Tuesday, 30 July 2013

Penhaligon's - Vaara

My local Fenwick's department store stocks most, if not all, of the Penhaligon line, and they recently got in Vaara, Penhaligon's latest release.

The fragrance is apparently inspired by the Royal House of Marwar-Jodpur in Rajastan and was created by Bertrand Duchaufour. If this has a ring of familiarity about it, at least in terms of subject matter, you wouldn't be wrong. Just think of the fairly recent work Mr Duchaufour did with the Neela Vermeire line. More about that shortly.

The initial opening is more fruity than I thought it might be. When first testing, I did not know the exact notes, so suspected Mango. I did know that there is carrot seed, but wouldn't expect that the seed would have a fruitiness to it. As it turns out, what I was smelling is very likely quince. The fruity opening is combined with some spices, but is not heavy at all. Underneath the spices is a slightly soapy, zingy feel as well as a softer, almost creamy, lactonic accord. This is the stage at which I make a particular connection to the Neela Vermeire creations, all of which had a similar creamy accord.

As Vaara dries down, it softens and fades considerably on my skin. I tested this at least three times over the last week and this happened each time. After about three hours, Vaara has become a very soft, slightly creamy skin scent, suffused with mellow spice. I can't say that I detected half of the notes listed below. For example, I didn't get any honey and not much rose. The saffron and coriander no doubt contributed to the spicy overtone early on.

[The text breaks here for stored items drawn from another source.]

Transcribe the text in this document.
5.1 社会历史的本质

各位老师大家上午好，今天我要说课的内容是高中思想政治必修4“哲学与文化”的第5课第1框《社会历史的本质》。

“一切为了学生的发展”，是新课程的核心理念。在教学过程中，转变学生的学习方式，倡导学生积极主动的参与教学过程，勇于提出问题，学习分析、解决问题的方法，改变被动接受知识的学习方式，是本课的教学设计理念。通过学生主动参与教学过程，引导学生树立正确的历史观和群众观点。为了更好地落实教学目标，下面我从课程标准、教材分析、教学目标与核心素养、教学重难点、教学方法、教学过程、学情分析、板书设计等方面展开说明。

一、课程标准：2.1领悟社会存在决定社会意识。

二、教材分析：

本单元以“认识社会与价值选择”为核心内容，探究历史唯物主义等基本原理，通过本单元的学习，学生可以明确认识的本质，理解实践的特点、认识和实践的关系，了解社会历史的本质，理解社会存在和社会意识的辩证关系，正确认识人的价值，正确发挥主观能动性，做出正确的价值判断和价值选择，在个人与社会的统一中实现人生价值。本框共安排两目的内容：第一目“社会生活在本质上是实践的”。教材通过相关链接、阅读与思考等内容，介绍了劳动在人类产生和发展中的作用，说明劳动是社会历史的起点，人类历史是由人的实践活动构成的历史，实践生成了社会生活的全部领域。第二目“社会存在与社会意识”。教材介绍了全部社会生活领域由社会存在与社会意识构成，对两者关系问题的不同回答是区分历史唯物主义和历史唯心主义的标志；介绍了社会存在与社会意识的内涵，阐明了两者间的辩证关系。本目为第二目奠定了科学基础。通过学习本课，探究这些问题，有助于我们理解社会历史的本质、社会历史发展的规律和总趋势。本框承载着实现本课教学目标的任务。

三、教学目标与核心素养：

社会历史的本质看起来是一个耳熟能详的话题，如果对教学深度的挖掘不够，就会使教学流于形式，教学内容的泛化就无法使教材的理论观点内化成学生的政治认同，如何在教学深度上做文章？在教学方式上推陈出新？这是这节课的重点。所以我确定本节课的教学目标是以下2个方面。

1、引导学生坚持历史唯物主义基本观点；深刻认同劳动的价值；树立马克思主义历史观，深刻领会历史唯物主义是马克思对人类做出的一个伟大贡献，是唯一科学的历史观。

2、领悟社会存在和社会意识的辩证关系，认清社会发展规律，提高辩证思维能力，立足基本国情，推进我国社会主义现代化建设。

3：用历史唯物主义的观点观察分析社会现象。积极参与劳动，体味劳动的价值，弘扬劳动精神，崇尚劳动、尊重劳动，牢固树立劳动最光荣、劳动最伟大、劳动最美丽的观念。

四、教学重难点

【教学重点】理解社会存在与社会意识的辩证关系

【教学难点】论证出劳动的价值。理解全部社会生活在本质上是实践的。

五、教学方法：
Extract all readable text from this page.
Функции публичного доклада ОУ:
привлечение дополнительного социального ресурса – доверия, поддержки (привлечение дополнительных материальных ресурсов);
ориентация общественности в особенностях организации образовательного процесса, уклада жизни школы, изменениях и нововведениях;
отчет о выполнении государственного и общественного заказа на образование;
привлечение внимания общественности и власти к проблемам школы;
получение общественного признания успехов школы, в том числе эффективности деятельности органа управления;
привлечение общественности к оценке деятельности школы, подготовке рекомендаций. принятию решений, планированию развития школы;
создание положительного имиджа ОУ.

While I really like parts of Vaara's development, I am slightly disappointed with its dry down, and how quickly it fades on my skin. Perhaps this is to do with my skin chemistry. I would like to try Vaara again perhaps in cooler weather, and see how it performs then. Of all the recent Penhaligon fragrances I have tried, the concept of Vaara appeals to me the most, and it has the most promise for my tastes. I wasn't particularly impressed with Peony, sort of liked Sartorial, but am not a massive fan of Fougeres, and the floral/banana/tropical/creamy Amaranthine just turned my stomach.

Notes from Penhaligon's:

Quince, rosewater, carrot seed, coriander seed, saffron
Moroccan rose, Bulgarian rose, freesia, Indian magnolia, peony, iris
Honey, white musk, cedarwood, sandalwood, benzoin, tonka bean


  1. I must confess, after hearing about his work for, and praise of, Gulnara Karimova (Googoosha to her friends) of Uzbekistan, I cannot bear to hear about "Bertrand Duchaufour, World Citizen" anymore. I'm sorry Penhaligon's chose him for this project.

  2. Marla I know there are quite a few people who have that view of BD after that particular project. I'm not going to judge him personally, but his output is certainly phenomenal.